特に、ゴム布を併用したものは着心地も良く、活動するにも便利なため、
あらゆる女性に愛用されました。
一方、胸まで届く旧式のコルセットは、古い時代の婦人によってしばらくの間
愛好されました。なお、コルセットの胸の部分が著しく縮小し、胸が開放されると
ともに、おさえとしてブラジャー(フランス語でブラジェール[brassiere])
は必携のものとなりました。
コルセットの使用は、第一次世界大戦が激化したわずかの期間廃れましたが、
戦争の終結後再び重要な一部となりました。戦争を機会に女性が男性と同じように
社会に進出し、経済的にも独立するのが珍しくなくなると、服装の上にも
女らしさの特徴を故意に避けようとする傾向が現れました。
胸のふくらみを嫌い、腰を小さく縮め、スカートの丈を膝の辺りかまたはそれ以上に
短くして男装を真似たボーイッシュ・スタイルが現れました。そして、胸から腰にかけて
直線的に整えるコルセットが愛好されたのです。
また、1850年ごろ大西洋両岸で、衣服改革運動の団体が紐できつく締める事は
女性の体に悪影響を及ぼすと提唱したことがきっかけで、
大いに論争の的となりましたが前にもあるようにS字カーブの流行により、
コルセットの消滅はありませんでした。
1900年初期には、服飾デザイナーのポワレ(20世紀初頭の大クチュリエ)が
女性をコルセットから開放するように主張し、コルセット衰退のきっかけを
作ったとも言われています。
コルセットは次第に短くなっていった為ブラジャーが考案されました。初期のブラジャーは
シュミューズの上に着用していましたが、やがて不要になりブラジャーとコルセットの間に
シュミューズを着る必要がなくなりました。
この頃、コルセットは靴下つりとして使われていたのですが、まもなく多くの女性がコルセットを
ガーターに置き換え、ブラジャーと同じように直接肌に着用しました。
また、コルセットから開放されたシュミューズはスカートと重なって
ペティコートのようになりました。
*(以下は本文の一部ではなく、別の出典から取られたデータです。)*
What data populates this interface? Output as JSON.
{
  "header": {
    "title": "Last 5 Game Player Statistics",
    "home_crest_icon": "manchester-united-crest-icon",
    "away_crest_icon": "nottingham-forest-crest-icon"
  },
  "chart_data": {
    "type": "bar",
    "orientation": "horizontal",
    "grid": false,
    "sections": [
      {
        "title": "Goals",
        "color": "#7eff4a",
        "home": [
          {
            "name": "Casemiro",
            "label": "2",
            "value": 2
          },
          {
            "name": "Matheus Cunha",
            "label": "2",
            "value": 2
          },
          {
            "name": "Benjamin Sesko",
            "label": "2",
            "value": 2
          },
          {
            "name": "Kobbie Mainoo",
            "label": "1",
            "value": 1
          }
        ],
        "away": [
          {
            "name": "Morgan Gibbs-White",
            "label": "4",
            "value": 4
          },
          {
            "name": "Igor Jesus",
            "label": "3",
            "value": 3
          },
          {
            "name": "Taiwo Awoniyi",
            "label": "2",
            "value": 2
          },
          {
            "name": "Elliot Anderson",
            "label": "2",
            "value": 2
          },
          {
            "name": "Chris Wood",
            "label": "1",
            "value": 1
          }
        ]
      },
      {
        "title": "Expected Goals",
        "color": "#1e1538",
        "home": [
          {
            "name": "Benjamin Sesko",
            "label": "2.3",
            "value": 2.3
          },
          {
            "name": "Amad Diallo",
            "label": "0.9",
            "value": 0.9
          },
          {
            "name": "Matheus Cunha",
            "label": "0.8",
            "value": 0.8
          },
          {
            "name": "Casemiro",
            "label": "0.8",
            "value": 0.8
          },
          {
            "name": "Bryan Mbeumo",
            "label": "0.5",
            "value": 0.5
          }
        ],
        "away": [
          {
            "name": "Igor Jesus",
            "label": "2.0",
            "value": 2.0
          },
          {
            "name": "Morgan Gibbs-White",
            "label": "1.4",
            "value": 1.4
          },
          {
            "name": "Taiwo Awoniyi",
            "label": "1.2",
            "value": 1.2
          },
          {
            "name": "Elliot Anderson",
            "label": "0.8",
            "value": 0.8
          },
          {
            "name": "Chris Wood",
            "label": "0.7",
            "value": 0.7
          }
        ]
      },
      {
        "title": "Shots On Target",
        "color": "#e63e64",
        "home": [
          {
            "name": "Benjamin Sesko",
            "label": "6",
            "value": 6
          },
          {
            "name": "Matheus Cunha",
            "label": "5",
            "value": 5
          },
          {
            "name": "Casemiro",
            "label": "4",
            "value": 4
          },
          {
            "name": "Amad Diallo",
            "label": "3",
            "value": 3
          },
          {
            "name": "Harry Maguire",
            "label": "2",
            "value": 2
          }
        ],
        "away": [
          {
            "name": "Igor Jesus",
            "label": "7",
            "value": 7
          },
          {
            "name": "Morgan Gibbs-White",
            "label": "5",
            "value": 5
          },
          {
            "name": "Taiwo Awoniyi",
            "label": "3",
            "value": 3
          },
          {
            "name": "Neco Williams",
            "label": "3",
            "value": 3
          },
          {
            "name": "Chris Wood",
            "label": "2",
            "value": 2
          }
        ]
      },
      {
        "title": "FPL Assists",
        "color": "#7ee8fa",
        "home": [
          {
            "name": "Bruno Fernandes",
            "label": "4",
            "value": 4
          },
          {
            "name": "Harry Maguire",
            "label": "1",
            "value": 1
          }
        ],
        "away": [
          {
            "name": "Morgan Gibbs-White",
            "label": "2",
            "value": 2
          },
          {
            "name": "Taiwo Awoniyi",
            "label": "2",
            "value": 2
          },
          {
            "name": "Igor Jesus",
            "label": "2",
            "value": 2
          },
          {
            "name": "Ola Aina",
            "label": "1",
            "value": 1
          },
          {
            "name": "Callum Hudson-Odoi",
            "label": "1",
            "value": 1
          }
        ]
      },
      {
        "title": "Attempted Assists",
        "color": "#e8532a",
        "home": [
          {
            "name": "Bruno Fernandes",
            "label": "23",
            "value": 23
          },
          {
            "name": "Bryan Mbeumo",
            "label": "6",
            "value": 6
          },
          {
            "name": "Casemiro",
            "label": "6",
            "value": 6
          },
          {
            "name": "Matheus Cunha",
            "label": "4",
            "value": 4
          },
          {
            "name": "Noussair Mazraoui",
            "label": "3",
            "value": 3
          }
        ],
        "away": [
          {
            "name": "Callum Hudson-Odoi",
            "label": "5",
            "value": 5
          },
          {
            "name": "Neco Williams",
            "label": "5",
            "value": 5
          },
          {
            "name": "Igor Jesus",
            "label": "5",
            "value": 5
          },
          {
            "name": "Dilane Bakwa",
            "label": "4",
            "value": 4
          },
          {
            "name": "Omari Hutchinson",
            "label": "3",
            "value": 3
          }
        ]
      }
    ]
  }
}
ペティコートはかつてのクリノリーヌ程ではないにしろ、
スカートを広げる役目もしていました。
このように、ウエストを細く、細く締める必要がなくなったこと、ファッションスタイルの
流れの変化などにも伴ってコルセットの姿は消えていきました。
なお、男性のコルセットは細胴スタイルのロマンティック時代を最後として廃れていきました。